Methane, a greenhouse gas, is 80 times more potent than carbon dioxide in terms of its global warming capacity. Approximately 40% of methane emitted is from natural sources and about 60% comes from human-influenced sources, including livestock farming, rice agriculture, biomass burning and so forth.

“We are rapidly running out of time,”Mr. Guterres said on Friday at the MEF.” The world is on a catastrophic pathway to 2.7 degrees Celsius heating. There is a high risk of failure of COP26.” Countries will meet in Glasgow in November to review progress since the Paris Agreement (2015) on climate, with some countries making commitments to achieve net zero emissions by 2050. The Paris deal seeks to maintain temperature rises to under 2 degrees Celsius (and pursuing the goal of limiting rises to below 1.5 degrees Celsius) above pre-industrial levels by getting countries to commit to emission cuts.

Kerry’s India visit

U.S. Climate Envoy John Kerry, who also spoke at the MEF, was asked by Mr.

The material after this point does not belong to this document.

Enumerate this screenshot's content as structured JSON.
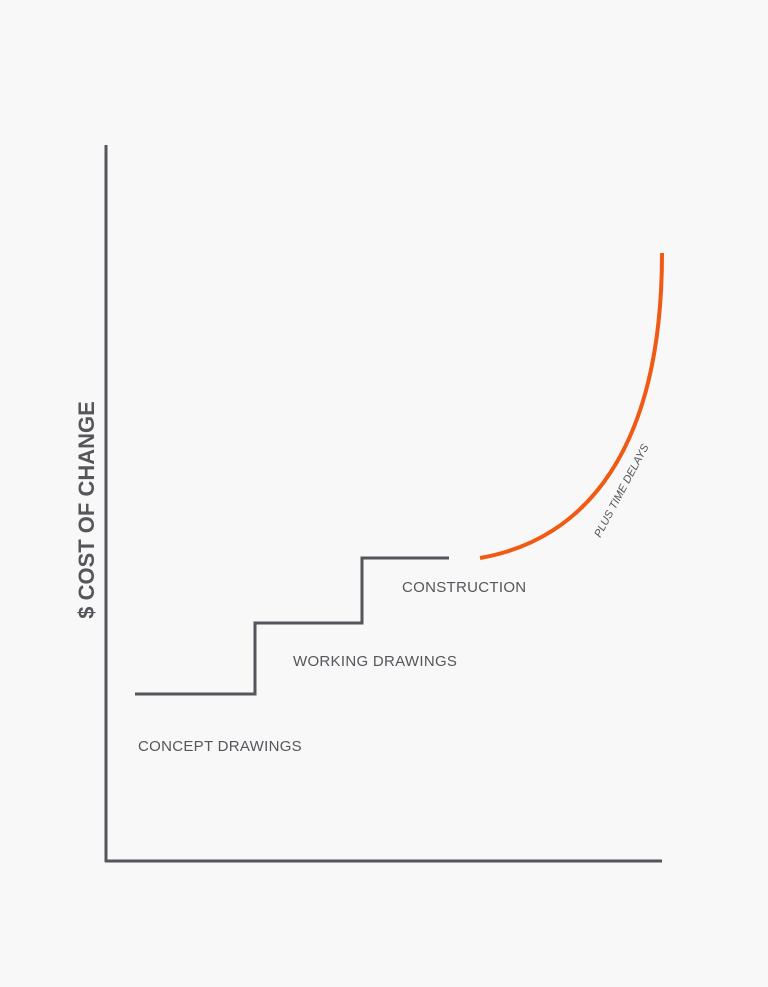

Biden to chair a ministerial session with India, China, Russia and Germany, as per the White House. Mr. Kerry has just returned from a visit to New Delhi where he tried, unsuccessfully, to get a commitment from the government on getting to ‘net zero’ by 2050, according to reporting in The Hindu .

India has announced a renewable energy capacity goal of 450 GW by 2030 and Indian Railways has committed to achieving ‘net zero’ emissions by that year, but India as a whole has not committed to a time frame for reaching that target. Some 130 countries are considering a net zero emissions target by 2050.